Aldilà degli odiosi drammi da benestanti nullafacenti romani che bisogna sorbirsi, di famiglie che vorrebbero essere ideali ma sono completamente aliene alla realtà (praticamente non fare un figlio nel 2026 è una cosa aberrante, non lo sapevo e ne prendo nota) o che non fanno altro che urlare, come se essere psicotici fosse un motivo di pathos emotivo e non un motivo di vergogna... aldilà di questo...
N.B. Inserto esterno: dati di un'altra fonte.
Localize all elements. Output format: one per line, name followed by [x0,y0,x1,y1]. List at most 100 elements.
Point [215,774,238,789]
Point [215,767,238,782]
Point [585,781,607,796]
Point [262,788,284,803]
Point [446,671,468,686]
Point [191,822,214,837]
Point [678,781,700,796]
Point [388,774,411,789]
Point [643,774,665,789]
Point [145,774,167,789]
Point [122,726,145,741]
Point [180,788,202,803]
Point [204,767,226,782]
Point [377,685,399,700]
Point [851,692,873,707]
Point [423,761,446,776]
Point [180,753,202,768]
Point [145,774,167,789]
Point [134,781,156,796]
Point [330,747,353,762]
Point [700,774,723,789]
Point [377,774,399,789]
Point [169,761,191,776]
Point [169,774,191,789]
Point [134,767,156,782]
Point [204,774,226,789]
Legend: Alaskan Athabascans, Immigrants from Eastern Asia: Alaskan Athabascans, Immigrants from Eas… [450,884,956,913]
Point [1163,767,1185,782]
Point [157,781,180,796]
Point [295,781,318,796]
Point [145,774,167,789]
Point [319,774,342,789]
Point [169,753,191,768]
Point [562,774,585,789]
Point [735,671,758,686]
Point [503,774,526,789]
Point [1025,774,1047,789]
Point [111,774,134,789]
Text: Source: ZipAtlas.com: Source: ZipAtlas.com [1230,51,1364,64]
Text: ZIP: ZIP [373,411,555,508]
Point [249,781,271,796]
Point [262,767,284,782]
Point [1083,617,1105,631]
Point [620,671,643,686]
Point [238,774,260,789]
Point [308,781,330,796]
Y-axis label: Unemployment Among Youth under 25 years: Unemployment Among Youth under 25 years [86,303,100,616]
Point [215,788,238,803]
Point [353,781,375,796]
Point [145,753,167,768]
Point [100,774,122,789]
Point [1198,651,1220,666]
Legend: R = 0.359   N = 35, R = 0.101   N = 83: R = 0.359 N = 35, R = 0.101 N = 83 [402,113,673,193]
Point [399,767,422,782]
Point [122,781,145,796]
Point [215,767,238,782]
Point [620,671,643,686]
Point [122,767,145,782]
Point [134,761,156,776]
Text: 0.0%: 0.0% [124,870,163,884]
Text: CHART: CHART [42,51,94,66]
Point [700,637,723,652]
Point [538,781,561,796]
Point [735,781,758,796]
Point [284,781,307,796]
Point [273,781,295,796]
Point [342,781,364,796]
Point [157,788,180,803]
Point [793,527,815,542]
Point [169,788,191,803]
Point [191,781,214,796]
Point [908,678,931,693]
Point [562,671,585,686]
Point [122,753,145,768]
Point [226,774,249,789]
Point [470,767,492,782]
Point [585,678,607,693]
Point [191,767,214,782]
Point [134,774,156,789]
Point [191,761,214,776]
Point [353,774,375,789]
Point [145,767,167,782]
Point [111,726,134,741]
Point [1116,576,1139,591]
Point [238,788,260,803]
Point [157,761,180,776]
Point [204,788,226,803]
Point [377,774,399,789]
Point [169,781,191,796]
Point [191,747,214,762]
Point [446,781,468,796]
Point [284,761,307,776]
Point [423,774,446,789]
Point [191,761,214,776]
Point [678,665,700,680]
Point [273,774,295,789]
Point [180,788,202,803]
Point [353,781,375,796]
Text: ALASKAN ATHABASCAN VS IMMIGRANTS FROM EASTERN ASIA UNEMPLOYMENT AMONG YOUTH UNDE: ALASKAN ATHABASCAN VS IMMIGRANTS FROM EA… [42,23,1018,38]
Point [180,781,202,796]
Chi ci crede che il personaggio di Stefano Accorsi sia uno scrittore o un professore di filosofia? Uno che sembra non abbia mai aperto un libro in vita sua e le cui lezioni di filosofia universitarie si concludono con frasi ad effetto che ridicolizzano l'intera disciplina. Uno che si innamora come neanche il più idiota degli adolescenti delle sue studentesse e che ha zero capacità di essere razionale. Più che intellettuale ed artista in crisi sembra uno uscito dal Grande Fratello.
Miriam Leone se la cava solo perché il suo personaggio viene eclissato dalla stupidità del marito, ma al suo rapporto di coppia ci credono solo gli allocchi.
Claudio Santamaria ha la solita faccia giusta ma il suo ruolo è quello di una bambola strapazzata dagli altri e non se ne capisce il motivo. La moglie, il personaggio di Carolina Crescentini, è insopportabile. E' nevrotica? Perché portarla in viaggio, allora? Non torna che la figlia abbia quel carattere così maturo in una situazione di disagio sociale così forte.
E, chiudendo il cerchio, Stefano Accorsi che fa la figura paterna, quando poi non ne fa mezza giusta, è assolutamente inverosimile.
Tutto il dramma del tradimento che viene alla luce e che diventa un thriller con gente che va e gente che torna è estenuante, ma viene assolutamente battuto dal plot twist finale che sembra la parodia di una tragedia letteraria, che fa veramente mettere le mani nei capelli e che rappresenta perfettamente l'idiozia, l'assurdità e la totale improvvisazione di questo aborto filmico.
Ah, giusto, manca il personaggio di Blu: una giovane universitaria di provincia (si evince da ciò che dice) che però ha l'intraprendenza di una donna vissuta e flirta ed ha la padronanza del discorso di una femme fatale. Peccato che anche lei abbia un quoziente intellettivo miserevole e sia totalmente in balia della sua irrazionalità per tutto il film.

Gabriele Muccino è la vergogna di questo paese.